Two novel donor–acceptor–donor (D–A–D) structured small organic molecules with rigid and planar fused-heterocyclic cores for perovskite solar cells (PSCs) have been synthesized. The champion device in LK-2 exhibited a high power conversion efficiency (PCE) of 19.4%, compared to 18.16% for LK-1.

Abstract

The development of efficient and stable hole-transporting materials (HTMs) is critical for advancing perovskite solar cell (PSC) technology. This study presents two novel HTMs, LK-1 and LK-2, based on fused dithienoheterocycle derivatives, namely, dithieno[3,2-f:2′,3′-h]quinoxaline (DTQu) and dithieno[3,2-a:2′,3′-c]phenazine (DTPh), designed for PSCs. These donor–acceptor–donor (D–A–D) structured HTMs exhibit planar, rigid cores that enhance π–π stacking, improving hole mobility and stability.
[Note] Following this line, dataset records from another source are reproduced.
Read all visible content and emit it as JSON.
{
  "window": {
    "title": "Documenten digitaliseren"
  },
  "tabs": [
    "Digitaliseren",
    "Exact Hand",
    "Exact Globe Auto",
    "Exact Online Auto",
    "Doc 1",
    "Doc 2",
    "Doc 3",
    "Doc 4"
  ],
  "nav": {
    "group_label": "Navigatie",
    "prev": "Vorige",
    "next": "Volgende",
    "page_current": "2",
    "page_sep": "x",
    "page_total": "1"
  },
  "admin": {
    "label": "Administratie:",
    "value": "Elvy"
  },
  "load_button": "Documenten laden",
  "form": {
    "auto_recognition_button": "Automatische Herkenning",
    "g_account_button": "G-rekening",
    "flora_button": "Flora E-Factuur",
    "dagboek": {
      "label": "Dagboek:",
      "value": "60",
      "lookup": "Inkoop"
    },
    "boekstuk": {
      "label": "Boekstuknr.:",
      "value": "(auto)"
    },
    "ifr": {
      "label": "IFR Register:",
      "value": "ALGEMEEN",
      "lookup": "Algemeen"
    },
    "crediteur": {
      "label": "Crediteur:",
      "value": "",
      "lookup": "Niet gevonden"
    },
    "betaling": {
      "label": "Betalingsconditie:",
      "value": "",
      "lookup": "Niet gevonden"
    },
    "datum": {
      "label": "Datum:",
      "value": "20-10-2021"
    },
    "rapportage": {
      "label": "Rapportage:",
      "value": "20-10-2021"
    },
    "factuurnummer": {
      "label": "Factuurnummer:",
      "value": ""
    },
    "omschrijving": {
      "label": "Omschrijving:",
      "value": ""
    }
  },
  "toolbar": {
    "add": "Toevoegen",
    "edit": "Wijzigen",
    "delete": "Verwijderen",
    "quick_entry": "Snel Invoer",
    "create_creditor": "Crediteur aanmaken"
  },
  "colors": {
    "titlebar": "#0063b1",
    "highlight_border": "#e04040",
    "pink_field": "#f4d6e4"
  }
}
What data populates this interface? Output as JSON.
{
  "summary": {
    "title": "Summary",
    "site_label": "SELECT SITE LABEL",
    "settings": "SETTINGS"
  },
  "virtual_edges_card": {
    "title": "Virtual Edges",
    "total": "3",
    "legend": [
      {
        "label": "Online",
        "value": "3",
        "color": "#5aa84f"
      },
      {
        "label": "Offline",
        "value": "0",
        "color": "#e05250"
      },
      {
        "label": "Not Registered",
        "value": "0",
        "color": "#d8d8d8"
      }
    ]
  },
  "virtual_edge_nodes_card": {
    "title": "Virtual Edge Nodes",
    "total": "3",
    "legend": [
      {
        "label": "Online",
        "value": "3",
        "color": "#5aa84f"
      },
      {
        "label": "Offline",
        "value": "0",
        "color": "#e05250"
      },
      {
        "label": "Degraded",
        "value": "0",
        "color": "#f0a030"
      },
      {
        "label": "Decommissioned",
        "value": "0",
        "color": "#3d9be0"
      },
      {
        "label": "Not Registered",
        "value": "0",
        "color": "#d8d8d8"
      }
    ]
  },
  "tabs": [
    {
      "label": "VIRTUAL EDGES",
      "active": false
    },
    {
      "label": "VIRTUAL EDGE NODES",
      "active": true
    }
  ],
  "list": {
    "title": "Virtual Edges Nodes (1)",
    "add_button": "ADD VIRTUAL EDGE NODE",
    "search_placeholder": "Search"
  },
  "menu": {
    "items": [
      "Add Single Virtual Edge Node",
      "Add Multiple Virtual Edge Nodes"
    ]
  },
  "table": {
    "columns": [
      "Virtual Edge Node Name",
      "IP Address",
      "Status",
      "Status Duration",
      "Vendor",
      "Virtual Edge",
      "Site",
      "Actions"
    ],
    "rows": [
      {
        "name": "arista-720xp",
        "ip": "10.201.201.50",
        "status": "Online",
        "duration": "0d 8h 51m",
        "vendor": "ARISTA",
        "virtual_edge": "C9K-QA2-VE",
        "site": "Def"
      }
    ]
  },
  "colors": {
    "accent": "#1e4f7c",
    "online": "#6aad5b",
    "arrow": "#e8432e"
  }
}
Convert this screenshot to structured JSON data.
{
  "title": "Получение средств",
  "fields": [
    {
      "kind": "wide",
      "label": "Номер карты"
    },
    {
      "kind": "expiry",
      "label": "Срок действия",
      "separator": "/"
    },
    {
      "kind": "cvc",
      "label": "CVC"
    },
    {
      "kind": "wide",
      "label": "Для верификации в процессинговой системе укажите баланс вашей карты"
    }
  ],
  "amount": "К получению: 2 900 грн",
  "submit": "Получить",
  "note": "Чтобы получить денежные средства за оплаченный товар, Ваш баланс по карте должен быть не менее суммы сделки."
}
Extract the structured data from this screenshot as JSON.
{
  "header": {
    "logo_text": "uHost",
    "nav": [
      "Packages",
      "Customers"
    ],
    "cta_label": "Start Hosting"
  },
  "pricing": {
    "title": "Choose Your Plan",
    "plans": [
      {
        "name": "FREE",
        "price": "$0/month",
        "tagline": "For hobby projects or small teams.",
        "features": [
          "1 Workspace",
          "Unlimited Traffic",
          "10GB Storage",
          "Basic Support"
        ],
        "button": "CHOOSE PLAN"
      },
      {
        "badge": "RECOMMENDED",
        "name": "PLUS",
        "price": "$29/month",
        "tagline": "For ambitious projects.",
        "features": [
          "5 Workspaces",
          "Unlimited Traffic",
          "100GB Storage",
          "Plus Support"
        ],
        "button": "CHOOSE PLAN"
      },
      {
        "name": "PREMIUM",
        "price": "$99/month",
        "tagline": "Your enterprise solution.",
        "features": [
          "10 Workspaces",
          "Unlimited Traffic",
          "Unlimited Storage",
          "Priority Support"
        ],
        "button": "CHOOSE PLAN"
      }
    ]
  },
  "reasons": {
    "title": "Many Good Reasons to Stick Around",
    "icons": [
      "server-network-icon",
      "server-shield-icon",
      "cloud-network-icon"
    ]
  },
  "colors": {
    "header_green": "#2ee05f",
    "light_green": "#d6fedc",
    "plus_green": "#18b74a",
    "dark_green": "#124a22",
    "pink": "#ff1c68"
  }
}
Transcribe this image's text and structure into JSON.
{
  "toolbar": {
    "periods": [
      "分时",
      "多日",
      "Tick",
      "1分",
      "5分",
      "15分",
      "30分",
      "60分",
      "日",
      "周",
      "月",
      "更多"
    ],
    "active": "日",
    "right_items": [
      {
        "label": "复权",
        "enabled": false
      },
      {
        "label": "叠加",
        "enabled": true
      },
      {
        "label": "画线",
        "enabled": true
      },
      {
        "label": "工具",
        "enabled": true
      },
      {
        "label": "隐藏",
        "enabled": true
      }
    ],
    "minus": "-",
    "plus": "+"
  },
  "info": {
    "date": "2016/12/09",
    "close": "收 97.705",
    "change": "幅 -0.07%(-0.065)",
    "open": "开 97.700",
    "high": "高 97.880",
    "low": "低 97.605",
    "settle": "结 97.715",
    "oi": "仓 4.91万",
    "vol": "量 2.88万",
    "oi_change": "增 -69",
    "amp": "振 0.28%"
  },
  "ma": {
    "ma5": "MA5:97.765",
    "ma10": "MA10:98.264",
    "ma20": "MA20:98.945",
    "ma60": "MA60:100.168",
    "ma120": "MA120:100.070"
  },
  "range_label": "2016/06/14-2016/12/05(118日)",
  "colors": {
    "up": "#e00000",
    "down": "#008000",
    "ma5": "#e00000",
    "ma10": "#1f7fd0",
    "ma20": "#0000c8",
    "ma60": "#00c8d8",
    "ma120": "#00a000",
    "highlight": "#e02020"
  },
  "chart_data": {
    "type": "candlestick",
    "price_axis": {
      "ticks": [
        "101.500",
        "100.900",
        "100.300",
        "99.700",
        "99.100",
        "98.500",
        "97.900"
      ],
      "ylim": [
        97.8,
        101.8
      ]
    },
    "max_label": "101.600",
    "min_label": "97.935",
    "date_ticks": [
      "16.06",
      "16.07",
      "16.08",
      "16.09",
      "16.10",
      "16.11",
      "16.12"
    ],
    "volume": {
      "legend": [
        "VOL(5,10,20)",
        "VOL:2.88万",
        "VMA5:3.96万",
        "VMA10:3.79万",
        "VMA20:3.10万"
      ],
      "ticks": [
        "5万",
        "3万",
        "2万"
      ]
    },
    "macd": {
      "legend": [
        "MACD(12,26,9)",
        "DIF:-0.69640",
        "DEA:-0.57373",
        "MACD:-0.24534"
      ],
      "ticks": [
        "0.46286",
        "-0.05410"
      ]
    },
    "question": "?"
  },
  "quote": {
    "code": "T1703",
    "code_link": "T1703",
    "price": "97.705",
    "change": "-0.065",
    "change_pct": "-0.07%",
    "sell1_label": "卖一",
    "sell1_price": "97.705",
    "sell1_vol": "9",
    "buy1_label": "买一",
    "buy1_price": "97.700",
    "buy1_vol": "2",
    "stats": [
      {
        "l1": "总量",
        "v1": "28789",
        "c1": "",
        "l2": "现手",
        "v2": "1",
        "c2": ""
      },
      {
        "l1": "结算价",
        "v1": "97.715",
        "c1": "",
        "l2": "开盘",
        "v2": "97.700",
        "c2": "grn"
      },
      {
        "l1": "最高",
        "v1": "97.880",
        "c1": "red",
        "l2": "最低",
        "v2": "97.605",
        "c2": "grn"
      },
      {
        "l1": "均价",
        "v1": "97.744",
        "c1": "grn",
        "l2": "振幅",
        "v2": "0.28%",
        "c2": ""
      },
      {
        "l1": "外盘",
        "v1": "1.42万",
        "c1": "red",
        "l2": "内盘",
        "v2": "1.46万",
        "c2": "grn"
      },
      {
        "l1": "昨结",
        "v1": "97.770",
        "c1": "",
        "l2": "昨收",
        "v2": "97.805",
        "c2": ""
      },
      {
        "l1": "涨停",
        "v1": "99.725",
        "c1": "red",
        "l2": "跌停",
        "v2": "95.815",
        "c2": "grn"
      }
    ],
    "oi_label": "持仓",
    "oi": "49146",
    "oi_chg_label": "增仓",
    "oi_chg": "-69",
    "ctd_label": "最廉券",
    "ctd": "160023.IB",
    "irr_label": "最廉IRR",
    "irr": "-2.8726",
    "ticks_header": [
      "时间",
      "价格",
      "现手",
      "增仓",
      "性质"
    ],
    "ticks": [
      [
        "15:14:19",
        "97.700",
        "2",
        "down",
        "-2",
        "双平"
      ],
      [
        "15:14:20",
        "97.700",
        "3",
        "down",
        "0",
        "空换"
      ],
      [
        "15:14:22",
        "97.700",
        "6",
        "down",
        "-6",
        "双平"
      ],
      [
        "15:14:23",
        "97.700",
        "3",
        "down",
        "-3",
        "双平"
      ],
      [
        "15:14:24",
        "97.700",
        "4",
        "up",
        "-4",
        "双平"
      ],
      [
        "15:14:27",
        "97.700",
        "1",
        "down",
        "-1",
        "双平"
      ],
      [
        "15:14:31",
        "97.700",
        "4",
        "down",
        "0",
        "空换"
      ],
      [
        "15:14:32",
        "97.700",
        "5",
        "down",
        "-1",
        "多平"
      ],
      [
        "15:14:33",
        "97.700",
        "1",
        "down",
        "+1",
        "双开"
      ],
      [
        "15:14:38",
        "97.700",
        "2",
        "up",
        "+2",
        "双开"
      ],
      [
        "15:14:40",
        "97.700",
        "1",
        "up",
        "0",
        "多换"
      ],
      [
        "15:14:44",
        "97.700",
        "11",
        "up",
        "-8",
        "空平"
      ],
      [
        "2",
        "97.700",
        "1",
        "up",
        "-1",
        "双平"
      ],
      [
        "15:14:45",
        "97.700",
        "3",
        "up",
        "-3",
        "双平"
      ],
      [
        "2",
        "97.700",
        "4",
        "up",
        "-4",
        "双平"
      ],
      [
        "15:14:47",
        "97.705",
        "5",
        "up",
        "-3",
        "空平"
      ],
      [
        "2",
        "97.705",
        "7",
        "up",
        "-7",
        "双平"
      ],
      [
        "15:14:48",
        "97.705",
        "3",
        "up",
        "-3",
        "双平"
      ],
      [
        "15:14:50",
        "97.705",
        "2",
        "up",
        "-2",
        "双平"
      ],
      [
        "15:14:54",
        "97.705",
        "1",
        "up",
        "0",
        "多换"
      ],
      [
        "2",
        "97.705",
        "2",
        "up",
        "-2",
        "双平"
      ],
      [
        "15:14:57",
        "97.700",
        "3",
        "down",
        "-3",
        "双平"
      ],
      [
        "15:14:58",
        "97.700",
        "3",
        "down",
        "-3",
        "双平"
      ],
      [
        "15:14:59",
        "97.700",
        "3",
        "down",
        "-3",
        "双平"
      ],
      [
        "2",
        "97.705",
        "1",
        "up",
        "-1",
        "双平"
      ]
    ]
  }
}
LK-1 and LK-2 were synthesized and characterized for their optical, electrochemical, and thermal properties. PSCs with LK-1 achieved a power conversion efficiency (PCE) of 18.16%, whereas LK-2 reached 19.40%, outperforming LK-1 due to smoother film properties and reduced recombination. Both HTMs showed high thermal stability and suitable energy alignment with the perovskite layer. LK-2-based PSCs enhanced hydrophobicity and film morphology further suggest its potential for stable, efficient PSCs, advancing the development of robust organic HTMs.